INFRASTRUCTURE · DEVOPS · AI

How I Self-Hosted My Entire Portfolio Stack for Free

Vercel · Cloudflare · Groq · Proxmox — production infrastructure at $0/month

The Setup

Most portfolios sit on Vercel or Netlify and call it a day. This one runs on a physical machine in my home — a mini PC running Proxmox, hosting two Ubuntu VMs, with everything from the AI chat service to the database wired together by hand.

The goal was never to avoid managed services for the sake of it. It was to understand what those services actually do — and to build something that deploys itself, monitors itself, and recovers itself without a cloud bill.

Proxmox as the Foundation

A bare-metal Proxmox hypervisor runs two Ubuntu 24.04 VMs: one for the Node.js/Express API and PostgreSQL, one for the Python/Flask AI service. Proxmox gives snapshot-based recovery, isolated networking, and resource limits per VM — the same primitives cloud providers sell, just on hardware I own outright.

Public traffic reaches the home network through a Cloudflare Tunnel, which handles TLS termination and DDoS protection without opening any inbound firewall ports. The tunnel is a systemd service on the VM — it starts on boot, reconnects automatically, and proxies traffic straight to the application.

How the stack deploys itself

Pushing to main triggers separate GitHub Actions workflows for the Express API and Flask service. Each workflow SSHs into the corresponding VM, pulls the latest code, installs dependencies, and performs a zero-downtime restart — PM2 for the Node.js process, systemd for Flask.

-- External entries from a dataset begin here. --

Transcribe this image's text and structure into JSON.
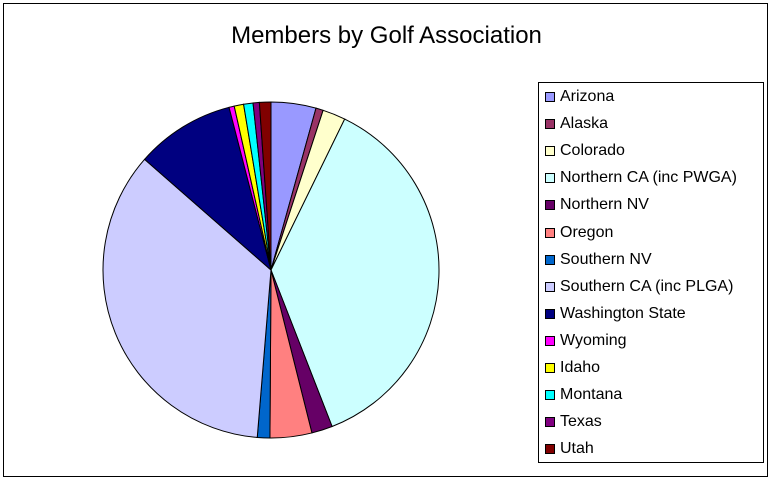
{
  "chart_data": {
    "type": "pie",
    "title": "Members by Golf Association",
    "start_angle_deg": 0,
    "direction": "clockwise",
    "legend_position": "right",
    "slices": [
      {
        "label": "Arizona",
        "value": 4.3,
        "color": "#9999FF"
      },
      {
        "label": "Alaska",
        "value": 0.7,
        "color": "#993366"
      },
      {
        "label": "Colorado",
        "value": 2.2,
        "color": "#FFFFCC"
      },
      {
        "label": "Northern CA (inc PWGA)",
        "value": 36.7,
        "color": "#CCFFFF"
      },
      {
        "label": "Northern NV",
        "value": 2.0,
        "color": "#660066"
      },
      {
        "label": "Oregon",
        "value": 4.0,
        "color": "#FF8080"
      },
      {
        "label": "Southern NV",
        "value": 1.2,
        "color": "#0066CC"
      },
      {
        "label": "Southern CA (inc PLGA)",
        "value": 35.0,
        "color": "#CCCCFF"
      },
      {
        "label": "Washington State",
        "value": 9.5,
        "color": "#000080"
      },
      {
        "label": "Wyoming",
        "value": 0.5,
        "color": "#FF00FF"
      },
      {
        "label": "Idaho",
        "value": 0.9,
        "color": "#FFFF00"
      },
      {
        "label": "Montana",
        "value": 0.9,
        "color": "#00FFFF"
      },
      {
        "label": "Texas",
        "value": 0.6,
        "color": "#800080"
      },
      {
        "label": "Utah",
        "value": 1.1,
        "color": "#800000"
      }
    ]
  }
}
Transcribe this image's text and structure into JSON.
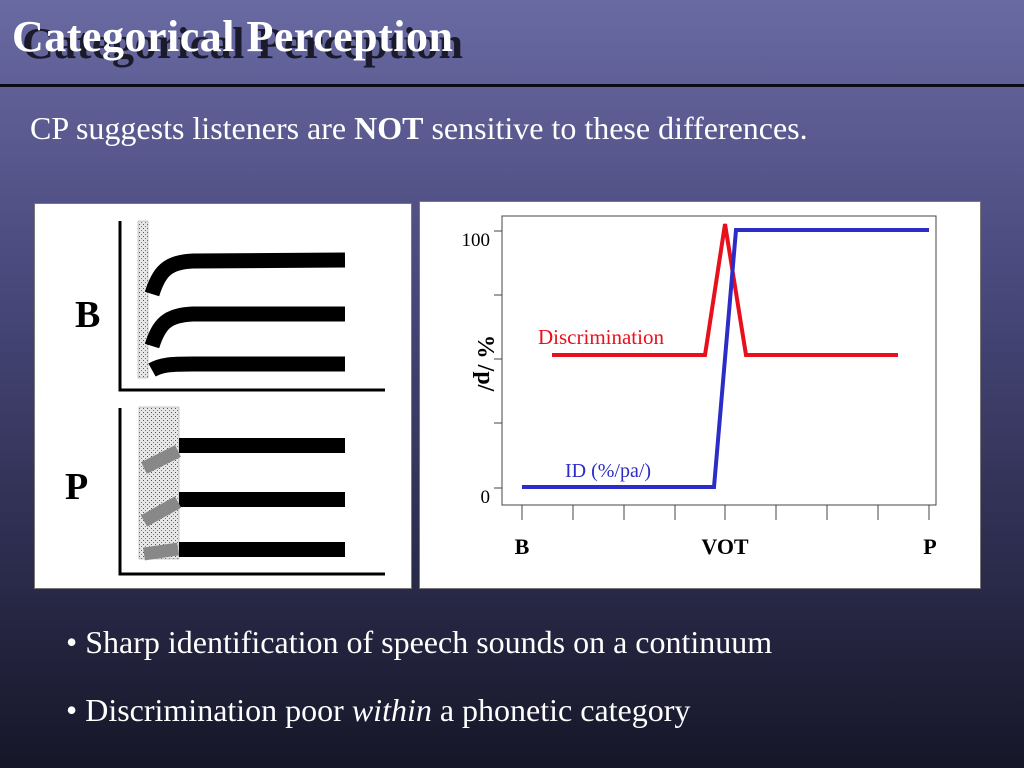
{
  "slide": {
    "title": "Categorical Perception",
    "subtitle": {
      "pre": "CP suggests listeners are ",
      "emph": "NOT",
      "post": " sensitive to these differences."
    },
    "bullets": [
      {
        "bullet": "•",
        "pre": "Sharp identification of speech sounds on a continuum",
        "emph": "",
        "post": ""
      },
      {
        "bullet": "•",
        "pre": "Discrimination poor ",
        "emph": "within",
        "post": " a phonetic category"
      }
    ]
  },
  "left_figure": {
    "labels": {
      "top": "B",
      "bottom": "P"
    }
  },
  "right_figure": {
    "ylabel": "% /p/",
    "y_ticks": [
      "100",
      "0"
    ],
    "x_labels": [
      "B",
      "VOT",
      "P"
    ],
    "series": [
      {
        "name": "Discrimination",
        "color": "#e8101c"
      },
      {
        "name": "ID (%/pa/)",
        "color": "#2c2cc8"
      }
    ]
  }
}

The frontend deploys to Vercel on the same push. Secrets never leave GitHub Actions environment variables; the home server is never exposed to the public internet directly.

How a request moves through the stack

GitHub push → Actions
  ├─ Vercel (Next.js frontend)
  └─ SSH deploy to home server
       ├─ VM 1: Express + PostgreSQL
       │    └─ PM2 (hot reload)
       └─ VM 2: Flask AI service
            └─ systemd (auto-restart)

Browser request
  → Cloudflare Tunnel (TLS)
    → Proxmox VM (Ubuntu 24.04)
      → Express API :4000
        └─ Flask AI  :5000
             └─ Groq API
                  └─ SSE stream
                    → browser

Zero-downtime on commodity hardware

With no load balancer or auto-scaling group, resilience comes from process supervision. PM2 restarts the API on crash. systemd restarts Flask. Cloudflare Tunnel masks any brief connectivity gap during a deploy.

This is the same reliability model that large-scale systems use — just stripped down to its essential parts.

The AI Layer

The chat widget in the corner of this site talks to a real AI service — running on the same home server, built from scratch.

Flask AI Service

A lightweight Python/Flask API receives chat messages from the Express backend and forwards them to the Groq API with a carefully engineered system prompt. The service has no database — all context management happens in the frontend conversation thread. One process, one responsibility.

Streaming with SSE

Responses stream token-by-token using Server-Sent Events — the same protocol OpenAI and Anthropic use in their chat UIs. The Flask service proxies Groq's streaming response directly to the client, so the first token appears in under a second even on a long reply.

Why Groq Instead of Local Ollama

Originally the stack ran Ollama with gemma3 locally. CPU-only inference on a home server meant 2+ minute response times — unusable for a chat widget. Groq's free tier (1,000 req/day, llama-3.1-8b-instant) delivers sub-2-second responses. The Flask service is model-agnostic — swapping providers is a one-line env change.

Every Layer of the Stack

Frontend

Next.js 15React 19Tailwind CSSFramer Motion

Backend

Node.jsExpressTypeScriptPrismaSocket.io

AI Layer

PythonFlaskGroq APIllama-3.1-8b-instantSSE Streaming

Infrastructure

ProxmoxUbuntu 24.04systemdGitHub ActionsCloudflare TunnelVercel

Auth & Data

JWTPostgreSQLGoogle OAuthAzure AD

By the Numbers

$0/month

Full production infrastructure cost

< 2s

AI response time via Groq

2 VMs

Self-hosted on Proxmox home server

What I Learned

Networking without training wheels

Configuring Cloudflare Tunnels, internal VM networking, and firewall rules teaches you what managed cloud services abstract away. You stop thinking in terms of features and start thinking in terms of packets.

Prompt engineering is real engineering

The difference between a generic AI response and a useful one is entirely in the system prompt. Tone, structure, factual grounding, and navigation behavior all require deliberate design — no different from writing a well-scoped function.

Self-hosting forces good architecture

When you can't rely on auto-scaling or managed restarts, you design for resilience from the start — systemd services, PM2 process managers, and health-check-driven deployments. Constraints are a feature.